Pater Lohfink ist ein weltweit anerkannter Exeget geworden. Seine Publikationsliste weist fast 900 Titel auf, Bücher und Artikel, vor allem zum Deuteronomium, zu Kohelet, den Psalmen und biblischer Theologie. Zuletzt veröffentlichte er noch kurz vor seinem Tod zusammen mit Georg Braulik „Kommentar zu Dtn 1“ (ÖBS 60, 2024). Dass die beiden bei Pater Lohfinks akribischer Arbeitsweise den geplanten Kommentar zum Deuteronomium nicht mehr vollenden würden, war ihm schon länger klar: „Selbst wenn ich wie Mose 120 Jahre alt würde“, sagte er bisweilen. So blickte er am Ende wie Mose am Grenzfluss hinüber auf das unvollendete Werk, zu dem er unendlich viele Vorarbeiten für künftige Generationen geleistet hat. Auf Kongressen wurde er schon mal als „Mister Deuteronomy“ bezeichnet.

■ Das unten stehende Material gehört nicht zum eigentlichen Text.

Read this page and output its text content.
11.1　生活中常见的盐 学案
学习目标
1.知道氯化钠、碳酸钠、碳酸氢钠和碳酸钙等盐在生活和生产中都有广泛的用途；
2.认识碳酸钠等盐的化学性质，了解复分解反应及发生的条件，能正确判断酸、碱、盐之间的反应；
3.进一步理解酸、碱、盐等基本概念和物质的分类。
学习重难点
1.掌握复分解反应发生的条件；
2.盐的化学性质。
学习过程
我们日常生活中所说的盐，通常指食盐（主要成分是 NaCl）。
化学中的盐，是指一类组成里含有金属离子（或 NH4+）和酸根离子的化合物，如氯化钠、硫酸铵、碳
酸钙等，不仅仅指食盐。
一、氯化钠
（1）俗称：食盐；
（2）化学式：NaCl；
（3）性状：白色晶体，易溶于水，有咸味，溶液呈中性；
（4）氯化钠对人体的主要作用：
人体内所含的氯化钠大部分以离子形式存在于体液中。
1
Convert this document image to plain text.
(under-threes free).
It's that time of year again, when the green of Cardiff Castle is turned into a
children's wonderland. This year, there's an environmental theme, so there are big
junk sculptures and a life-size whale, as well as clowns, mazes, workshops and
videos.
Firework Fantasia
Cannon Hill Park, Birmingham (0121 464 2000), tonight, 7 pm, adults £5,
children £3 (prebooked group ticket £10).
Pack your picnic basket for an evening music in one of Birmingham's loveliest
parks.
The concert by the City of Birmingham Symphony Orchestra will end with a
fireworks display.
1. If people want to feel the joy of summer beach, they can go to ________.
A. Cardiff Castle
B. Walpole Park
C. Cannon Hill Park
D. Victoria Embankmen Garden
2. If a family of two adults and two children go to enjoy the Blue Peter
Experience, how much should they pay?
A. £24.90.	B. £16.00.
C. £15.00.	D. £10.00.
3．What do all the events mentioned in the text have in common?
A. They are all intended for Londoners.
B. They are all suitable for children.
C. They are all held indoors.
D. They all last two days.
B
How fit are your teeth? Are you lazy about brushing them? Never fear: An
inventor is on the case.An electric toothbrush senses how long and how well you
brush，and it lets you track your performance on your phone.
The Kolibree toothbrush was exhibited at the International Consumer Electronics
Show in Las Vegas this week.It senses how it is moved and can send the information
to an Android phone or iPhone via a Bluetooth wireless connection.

Pater Lohfink arbeitete philologisch, historisch, vor allem aber literaturwissenschaftlich und verstand sich dabei immer als Theologen, der dem Wort Gottes in der Kirche dienen will. Überkommene exegetische „Dogmen“ übernahm er nie unbesehen, sondern prüfte alles nach und warf manche alte Theorie über den Haufen. In den 60er Jahren, einer Zeit, da die protestantische Bibelwissenschaft noch ein Monopol auf wissenschaftliche Exegese beanspruchte („catholica non leguntur“), gelang Lohfink der Durchbruch in ihre Domäne, da Gerhard von Rad auf seine Veröffentlichungen aufmerksam wurde und merkte: Das muss man ernst nehmen. Die Kooperation katholischer und evangelischer Exegeten förderte Pater Lohfink unter anderem auch durch die Begründung des Rhein-Main-Exegese-Treffens mit Mainzer und Würzburger Kollegen, das seit über 50 Jahren bis heute dreimal jährlich stattfindet. Darüber hinaus begründete er mehrere exegetische Reihen (SBS, SBAB). Die Fachkollegen würdigten seine zum Teil bahnbrechenden Arbeiten 1993 mit einer Festschrift („Biblische Theologie und gesellschaftlicher Wandel“) und mit einem Ehrendoktorat der Universität Wien im selben Jahr. Die Kirche dankte ihm mit dem päpstlichen Orden „Pro Ecclesia et Pontifice“ und der Georgsplakette des Bistums Limburg.
Im Sankt Georgener Professorenkollegium war Pater Lohfink zusammen mit seinen Mitstreitern Hans-Winfried Jüngling SJ und Helmut Engel SJ („die Seilschaft“) ein unermüdlicher Kämpfer für die Stellung der Bibelwissenschaft in der Studienordnung, „gelegen oder ungelegen“ (2 Tim 4,2). Seinem Nachfolger machte er Platz und ließ ihm freie Hand, versagte ihm aber nie jede erbetene Unterstützung. So war er auch bei Kollegen und Kolleginnen in aller Welt bekannt: immer gesprächs- und hilfsbereit. Bei Pater Lohfink konnte man unheimlich viel lernen – das wussten alle.